Estaba locamente celoso cada vez que veía a Zeke cerca de ella. ¡Cómo deseaba poder volver atrás en el tiempo me a su primer amor y asegurarse de que ella sólo tenía ojos para él!
«Oh, lo dudo. No tengo muchos ex novios».
Como mujer que valoraba su independencia, Aimee siempre había sido cautelosa a la hora de meterse en relaciones. Nikolas era el primer hombre al que había dicho que sí tan rápidamente, sorprendiéndose incluso a sí misma.
«Más te vale que no», murmuró Nikolas, medio en broma, medio en serio. «Y si alguna vez nos cruzamos con uno, no me digas que es tu ex, ¿vale?». Al fin y al cabo, si no lo sabía, no se enfadaría.
«De acuerdo».
A la mañana siguiente, Bethany decidió salir.
Jonathan había dejado la llave en la cerradura, un mensaje silencioso que ella comprendió de inmediato.
El cementerio estaba sereno, el aire de la mañana era fresco y desprendía el aroma de la hierba fresca y las flores.
Con las flores que había comprado en la mano, Bethany se dirigió por los sinuosos senderos hacia la lápida de su madre.

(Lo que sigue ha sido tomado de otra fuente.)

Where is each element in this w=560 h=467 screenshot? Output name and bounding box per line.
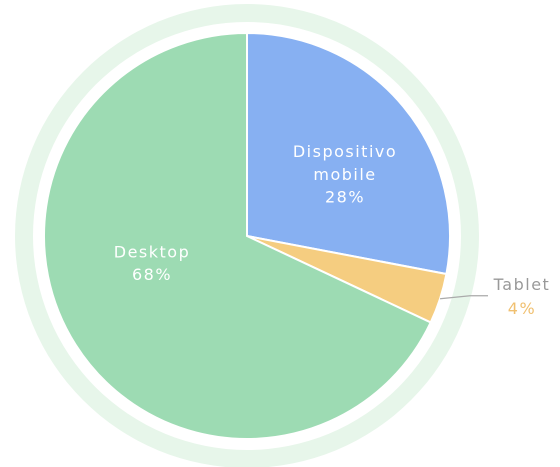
slice-value: 4% — [508, 299, 536, 318]
label-line: mobile — [313, 165, 376, 184]
label-line: Dispositivo — [293, 142, 397, 161]
pie-slice — [43, 31, 433, 440]
pie-slice — [246, 31, 451, 276]
slice-label: Tablet — [493, 275, 551, 294]
pie — [43, 31, 451, 440]
label-line: Desktop — [114, 242, 190, 261]
slice-value: 68% — [132, 265, 172, 284]
labels: Dispositivo mobile 28% Tablet 4% Desktop 68% — [114, 142, 551, 319]
slice-label: Desktop — [114, 242, 190, 261]
slice-value: 28% — [325, 188, 365, 207]
slice-label: Dispositivo mobile — [293, 142, 397, 184]
leader-line — [440, 295, 488, 300]
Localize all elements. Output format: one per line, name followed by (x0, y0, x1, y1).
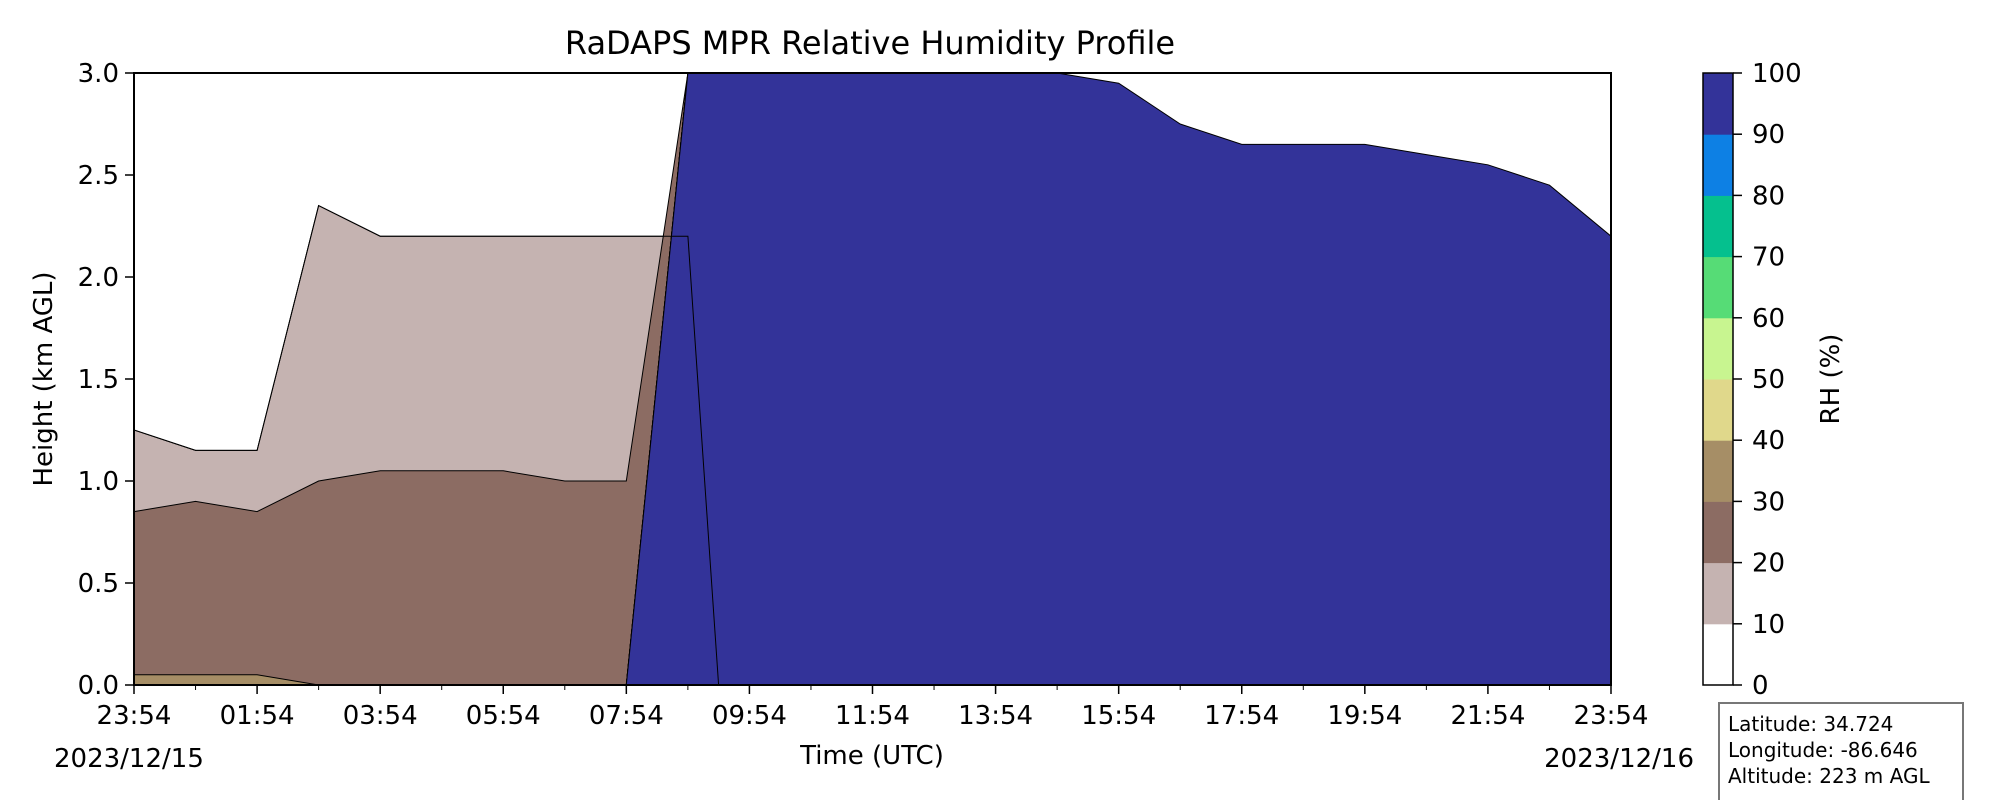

Desde la distancia, se fijó en un ramo de flores vibrantes que ya estaba colocado delante de la lápida de Marie. El corazón le dio un vuelco.

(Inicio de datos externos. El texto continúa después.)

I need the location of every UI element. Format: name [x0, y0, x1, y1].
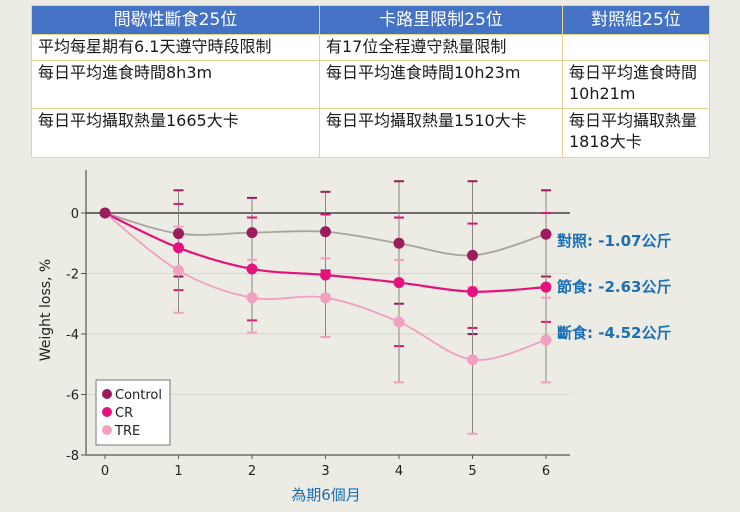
header-tre: 間歇性斷食25位: [31, 5, 320, 35]
header-control: 對照組25位: [562, 5, 710, 35]
x-tick-label: 6: [542, 464, 550, 479]
x-axis-label: 為期6個月: [291, 486, 361, 504]
y-tick-label: -6: [66, 389, 79, 404]
y-tick-label: -4: [66, 328, 79, 343]
legend-cr-marker: [102, 407, 112, 417]
x-tick-label: 2: [248, 464, 256, 479]
y-tick-label: 0: [71, 207, 79, 222]
data-point-tre: [467, 354, 478, 366]
data-point-control: [320, 226, 331, 238]
data-point-cr: [393, 277, 405, 289]
axes: 0 -2 -4 -6 -8 0 1 2 3 4 5 6: [66, 170, 570, 479]
legend: Control CR TRE: [95, 379, 171, 446]
x-tick-label: 0: [101, 464, 109, 479]
data-point-cr: [246, 263, 258, 275]
comparison-table: 間歇性斷食25位 卡路里限制25位 對照組25位 平均每星期有6.1天遵守時段限…: [31, 5, 710, 158]
legend-control: Control: [115, 388, 162, 403]
cell-cr-calories: 每日平均攝取熱量1510大卡: [319, 108, 563, 158]
data-point-control: [540, 228, 552, 240]
cell-cr-eating-window: 每日平均進食時間10h23m: [319, 60, 563, 109]
y-tick-label: -8: [66, 449, 79, 464]
data-point-tre: [540, 334, 552, 346]
data-point-control: [246, 227, 258, 239]
data-point-tre: [246, 292, 258, 304]
data-point-control: [99, 207, 111, 219]
legend-tre-marker: [102, 425, 112, 435]
data-points: [99, 207, 552, 366]
data-point-cr: [173, 242, 184, 254]
data-point-tre: [393, 316, 405, 328]
data-point-control: [393, 237, 405, 249]
legend-control-marker: [102, 389, 112, 399]
cell-control-calories: 每日平均攝取熱量1818大卡: [562, 108, 710, 158]
x-tick-label: 1: [174, 464, 182, 479]
data-point-cr: [320, 269, 331, 281]
x-tick-label: 4: [395, 464, 403, 479]
legend-tre: TRE: [114, 424, 140, 439]
x-tick-label: 5: [468, 464, 476, 479]
cell-tre-calories: 每日平均攝取熱量1665大卡: [31, 108, 320, 158]
data-point-tre: [173, 264, 184, 276]
x-tick-label: 3: [321, 464, 329, 479]
legend-cr: CR: [115, 406, 133, 421]
cell-tre-adherence: 平均每星期有6.1天遵守時段限制: [31, 34, 320, 61]
data-point-control: [467, 249, 478, 261]
cell-cr-adherence: 有17位全程遵守熱量限制: [319, 34, 563, 61]
cell-control-eating-window: 每日平均進食時間10h21m: [562, 60, 710, 109]
y-axis-label: Weight loss, %: [38, 259, 54, 361]
annotation-tre: 斷食: -4.52公斤: [557, 324, 671, 342]
annotation-cr: 節食: -2.63公斤: [557, 278, 671, 296]
data-point-cr: [467, 286, 478, 298]
header-cr: 卡路里限制25位: [319, 5, 563, 35]
cell-control-adherence: [562, 34, 710, 61]
y-tick-label: -2: [66, 268, 79, 283]
data-point-control: [173, 228, 184, 240]
annotation-control: 對照: -1.07公斤: [557, 232, 671, 250]
data-point-tre: [320, 292, 331, 304]
data-point-cr: [540, 281, 552, 293]
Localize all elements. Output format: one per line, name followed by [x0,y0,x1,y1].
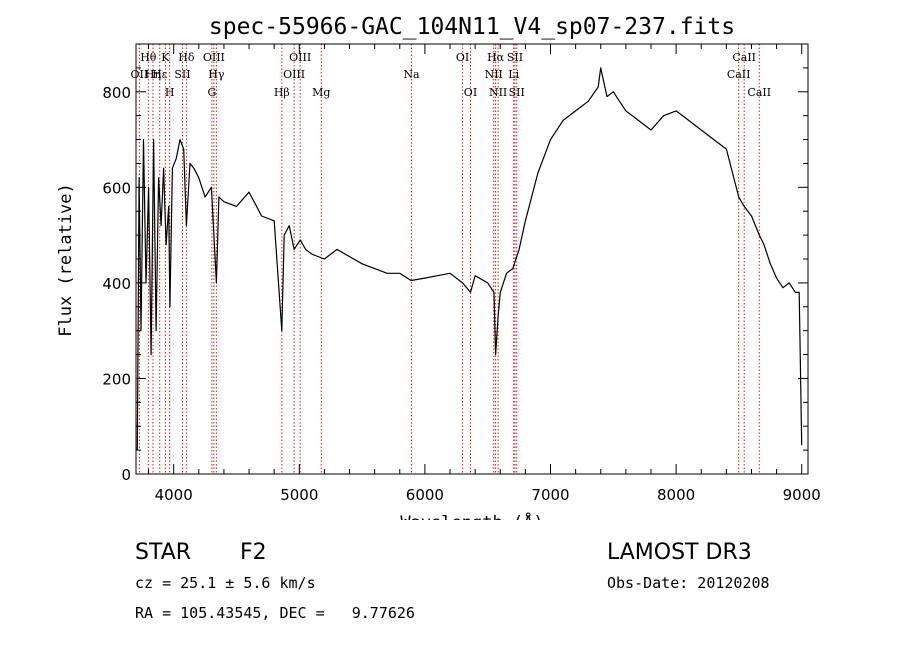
object-type: STAR [135,540,192,565]
emission-lines [138,44,760,474]
line-label-9: Hγ [208,68,225,81]
line-label-12: OIII [289,51,311,64]
line-label-17: OI [464,86,477,99]
subclass: F2 [240,540,267,565]
x-axis-ticks: 4000 5000 6000 7000 8000 9000 [148,44,821,504]
line-label-24: CaII [732,51,756,64]
line-label-5: H [165,86,175,99]
x-tick-label-8000: 8000 [657,486,695,504]
line-label-4: Hε [152,68,168,81]
x-tick-label-5000: 5000 [280,486,318,504]
line-label-22: Li [508,68,519,81]
x-tick-label-7000: 7000 [531,486,569,504]
y-tick-label-200: 200 [102,370,131,388]
line-label-21: SII [507,51,523,64]
redshift-cz: cz = 25.1 ± 5.6 km/s [135,574,316,592]
plot-frame [135,43,809,475]
y-tick-label-0: 0 [121,466,131,484]
spectrum-chart: spec-55966-GAC_104N11_V4_sp07-237.fits H… [56,14,821,520]
line-label-10: G [207,86,216,99]
line-label-15: Na [403,68,420,81]
line-label-6: Hδ [178,51,195,64]
line-label-20: NII [489,86,507,99]
coordinates: RA = 105.43545, DEC = 9.77626 [135,604,415,622]
spectrum-line [136,67,803,451]
y-axis-ticks: 0 200 400 600 800 [102,67,808,484]
line-label-18: Hα [487,51,505,64]
line-label-0: Hθ [140,51,157,64]
chart-title: spec-55966-GAC_104N11_V4_sp07-237.fits [209,14,735,40]
y-axis-label: Flux (relative) [56,183,76,337]
line-label-16: OI [456,51,469,64]
survey-name: LAMOST DR3 [607,540,752,565]
line-label-19: NII [485,68,503,81]
y-tick-label-800: 800 [102,84,131,102]
line-label-25: CaII [727,68,751,81]
x-tick-label-9000: 9000 [783,486,821,504]
line-label-13: OIII [283,68,305,81]
line-label-8: OIII [203,51,225,64]
y-tick-label-400: 400 [102,275,131,293]
x-axis-label: Wavelength (Å) [400,511,543,520]
x-tick-label-6000: 6000 [406,486,444,504]
line-label-14: Mg [312,86,330,99]
observation-date: Obs-Date: 20120208 [607,574,770,592]
x-tick-label-4000: 4000 [155,486,193,504]
line-label-23: SII [509,86,525,99]
y-tick-label-600: 600 [102,179,131,197]
line-label-1: OII [131,68,149,81]
line-label-11: Hβ [274,86,290,99]
line-label-2: Hη [145,68,161,81]
line-label-26: CaII [747,86,771,99]
line-label-7: SII [174,68,190,81]
line-label-3: K [161,51,170,64]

¿Había venido alguien antes?
La expresión de Bethany se ensombreció, llegando instantáneamente a la conclusión de que Jonathan podría haberla visitado en secreto. No le había dicho explícitamente que no perturbara el lugar de descanso de su madre?
Frunció el ceño cuando se acercó y alargó la mano para quitar las flores. Justo en n, una voz la llamó desde detrás, haciendo que se quedara inmóvil. «¿Bethany?»